Another IBAVI-designed residential building is currently under construction in the Mallorcan rural village of Santa Eugènia, similarly based on a structural system comprising a pair of parallel vaults between upper and lower floor dwellings. A colonnade of stone piers supports stone lintels, replacing Salvador Espriu’s concrete girder and stone core. The marés vaults of this building are even larger, with no concrete visible. Here, a wider variety of domestic configurations has been enabled. ‘Santa Eugènia is the most optimised project to date in terms of carbon reduction, domestic adaptability, as well as cost effectiveness,’ Carles Oliver explains. ‘It is the culmination of all our research to date.’ Flexibility, eco-efficiency and affordability where every wall and pier is load-bearing? Le Corbusier must be turning in his grave.
In dense urban environments such as Palma’s Son Gotleu, where land values are higher, dwellings containing rows of thick stone piers are less feasible – the reason that concrete girders and imported timber are used in urban projects, including in Salvador Espriu. IBAVI’s ‘most optimised’ vaulted stone project in construction in Santa Eugènia is, crucially, situated in a rural environment, where land values are lower.
One Mallorcan marés quarry that was on the verge of shutting down is reportedly modernising its entire operation thanks to renewed demand generated by IBAVI’s programme of 250 dwelling units employing this material. Who would have thought that one of the oldest, most artisanal and labour-intensive construction materials would be used to build social housing in the 21st century? It is remarkable to see public-sector architects democratising a building material that, once widely used, became luxurious and rarefied. Social housing has never looked so dignified.
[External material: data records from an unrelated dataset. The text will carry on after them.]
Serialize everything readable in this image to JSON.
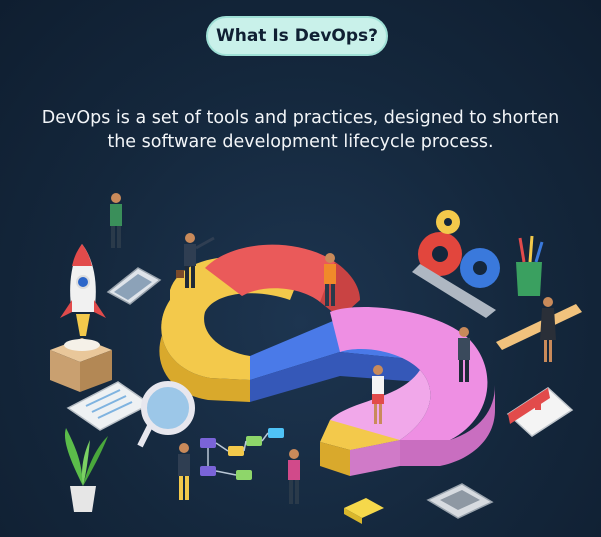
{
  "header": {
    "title": "What Is DevOps?"
  },
  "intro": {
    "line1": "DevOps is a set of tools and practices, designed to shorten",
    "line2": "the software development lifecycle process."
  },
  "colors": {
    "background": "#14273c",
    "pill": "#c9f1ea",
    "loop_yellow": "#f3c94b",
    "loop_red": "#ea5a5a",
    "loop_blue": "#4a7ae8",
    "loop_pink": "#ee8fe3"
  },
  "illustration": {
    "icons": [
      "rocket-icon",
      "phone-icon",
      "box-icon",
      "clipboard-icon",
      "magnifier-icon",
      "plant-icon",
      "flowchart-icon",
      "gears-icon",
      "pencil-cup-icon",
      "ruler-icon",
      "calendar-icon",
      "calculator-icon",
      "sticky-notes-icon",
      "infinity-loop-icon"
    ]
  }
}
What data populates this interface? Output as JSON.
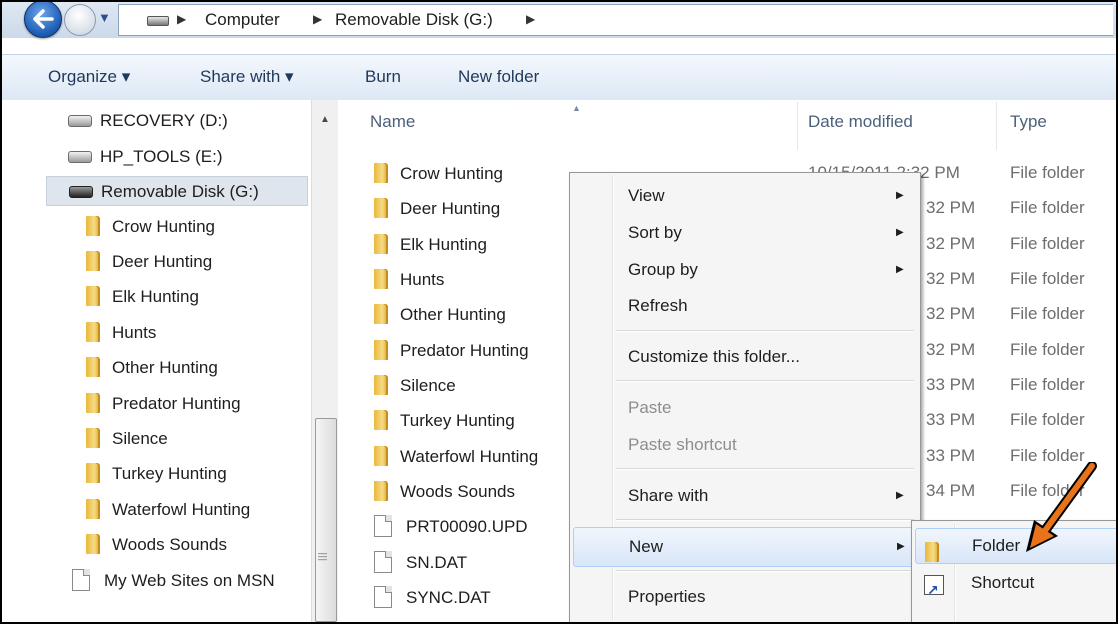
{
  "address": {
    "crumbs": [
      "Computer",
      "Removable Disk (G:)"
    ]
  },
  "toolbar": {
    "organize": "Organize ▾",
    "share_with": "Share with ▾",
    "burn": "Burn",
    "new_folder": "New folder"
  },
  "nav": {
    "drives": [
      {
        "label": "RECOVERY (D:)"
      },
      {
        "label": "HP_TOOLS (E:)"
      },
      {
        "label": "Removable Disk (G:)"
      }
    ],
    "folders": [
      "Crow Hunting",
      "Deer Hunting",
      "Elk Hunting",
      "Hunts",
      "Other Hunting",
      "Predator Hunting",
      "Silence",
      "Turkey Hunting",
      "Waterfowl Hunting",
      "Woods Sounds"
    ],
    "web": "My Web Sites on MSN"
  },
  "columns": {
    "name": "Name",
    "date": "Date modified",
    "type": "Type"
  },
  "files": [
    {
      "name": "Crow Hunting",
      "date": "10/15/2011 2:32 PM",
      "type": "File folder"
    },
    {
      "name": "Deer Hunting",
      "date": "32 PM",
      "type": "File folder"
    },
    {
      "name": "Elk Hunting",
      "date": "32 PM",
      "type": "File folder"
    },
    {
      "name": "Hunts",
      "date": "32 PM",
      "type": "File folder"
    },
    {
      "name": "Other Hunting",
      "date": "32 PM",
      "type": "File folder"
    },
    {
      "name": "Predator Hunting",
      "date": "32 PM",
      "type": "File folder"
    },
    {
      "name": "Silence",
      "date": "33 PM",
      "type": "File folder"
    },
    {
      "name": "Turkey Hunting",
      "date": "33 PM",
      "type": "File folder"
    },
    {
      "name": "Waterfowl Hunting",
      "date": "33 PM",
      "type": "File folder"
    },
    {
      "name": "Woods Sounds",
      "date": "34 PM",
      "type": "File folder"
    },
    {
      "name": "PRT00090.UPD"
    },
    {
      "name": "SN.DAT"
    },
    {
      "name": "SYNC.DAT"
    }
  ],
  "context_menu": {
    "view": "View",
    "sort_by": "Sort by",
    "group_by": "Group by",
    "refresh": "Refresh",
    "customize": "Customize this folder...",
    "paste": "Paste",
    "paste_shortcut": "Paste shortcut",
    "share_with": "Share with",
    "new": "New",
    "properties": "Properties"
  },
  "submenu": {
    "folder": "Folder",
    "shortcut": "Shortcut"
  },
  "colors": {
    "accent": "#1e395b",
    "highlight": "#d8e6f8",
    "annotation_arrow": "#e8731a"
  }
}
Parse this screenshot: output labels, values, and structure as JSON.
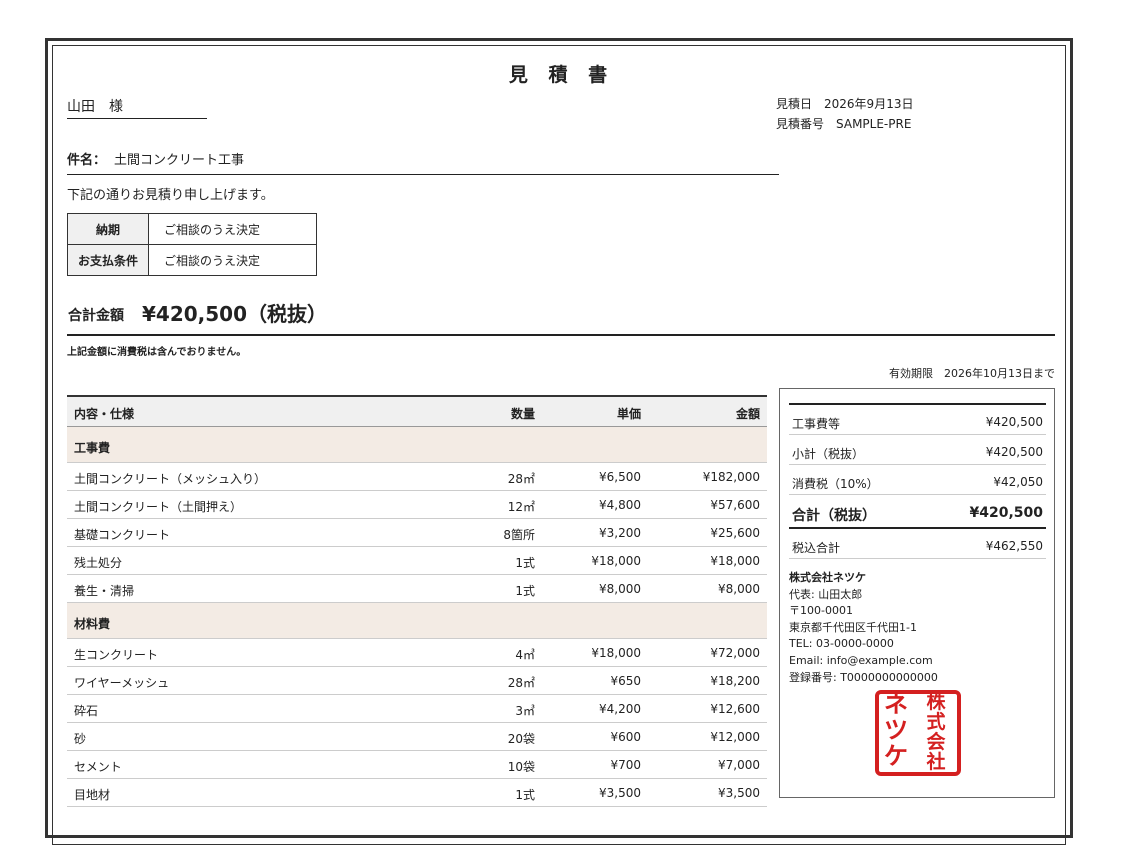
{
  "document": {
    "title": "見 積 書",
    "recipient": "山田　様",
    "date_label": "見積日",
    "date": "2026年9月13日",
    "number_label": "見積番号",
    "number": "SAMPLE-PRE",
    "subject_label": "件名：",
    "subject": "土間コンクリート工事",
    "greeting": "下記の通りお見積り申し上げます。",
    "terms": [
      {
        "label": "納期",
        "value": "ご相談のうえ決定"
      },
      {
        "label": "お支払条件",
        "value": "ご相談のうえ決定"
      }
    ],
    "total_label": "合計金額",
    "total_value": "¥420,500（税抜）",
    "tax_note": "上記金額に消費税は含んでおりません。",
    "validity": "有効期限　2026年10月13日まで"
  },
  "items_table": {
    "headers": [
      "内容・仕様",
      "数量",
      "単価",
      "金額"
    ],
    "sections": [
      {
        "name": "工事費",
        "rows": [
          [
            "土間コンクリート（メッシュ入り）",
            "28㎡",
            "¥6,500",
            "¥182,000"
          ],
          [
            "土間コンクリート（土間押え）",
            "12㎡",
            "¥4,800",
            "¥57,600"
          ],
          [
            "基礎コンクリート",
            "8箇所",
            "¥3,200",
            "¥25,600"
          ],
          [
            "残土処分",
            "1式",
            "¥18,000",
            "¥18,000"
          ],
          [
            "養生・清掃",
            "1式",
            "¥8,000",
            "¥8,000"
          ]
        ]
      },
      {
        "name": "材料費",
        "rows": [
          [
            "生コンクリート",
            "4㎥",
            "¥18,000",
            "¥72,000"
          ],
          [
            "ワイヤーメッシュ",
            "28㎡",
            "¥650",
            "¥18,200"
          ],
          [
            "砕石",
            "3㎥",
            "¥4,200",
            "¥12,600"
          ],
          [
            "砂",
            "20袋",
            "¥600",
            "¥12,000"
          ],
          [
            "セメント",
            "10袋",
            "¥700",
            "¥7,000"
          ],
          [
            "目地材",
            "1式",
            "¥3,500",
            "¥3,500"
          ]
        ]
      }
    ]
  },
  "summary": {
    "rows": [
      {
        "label": "工事費等",
        "value": "¥420,500"
      },
      {
        "label": "小計（税抜）",
        "value": "¥420,500"
      },
      {
        "label": "消費税（10%）",
        "value": "¥42,050"
      },
      {
        "label": "合計（税抜）",
        "value": "¥420,500",
        "grand": true
      },
      {
        "label": "税込合計",
        "value": "¥462,550"
      }
    ]
  },
  "company": {
    "name": "株式会社ネツケ",
    "rep": "代表: 山田太郎",
    "zip": "〒100-0001",
    "address": "東京都千代田区千代田1-1",
    "tel": "TEL: 03-0000-0000",
    "email": "Email: info@example.com",
    "reg": "登録番号: T0000000000000"
  },
  "seal": {
    "text": "株式会社ネツケ",
    "color": "#d42020"
  }
}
With each subsequent project, IBAVI pushes the limits of materials and design one step at a time. Such an empirical approach, which involves a great deal of performance monitoring, data collection and critical analysis, is paramount if architecture is going to lead the way towards decarbonising the building industrial complex. IBAVI’s architects are perfecting a radically ‘new’ construction system – one that stands to transform building-as-usual, at least in this little part of the world.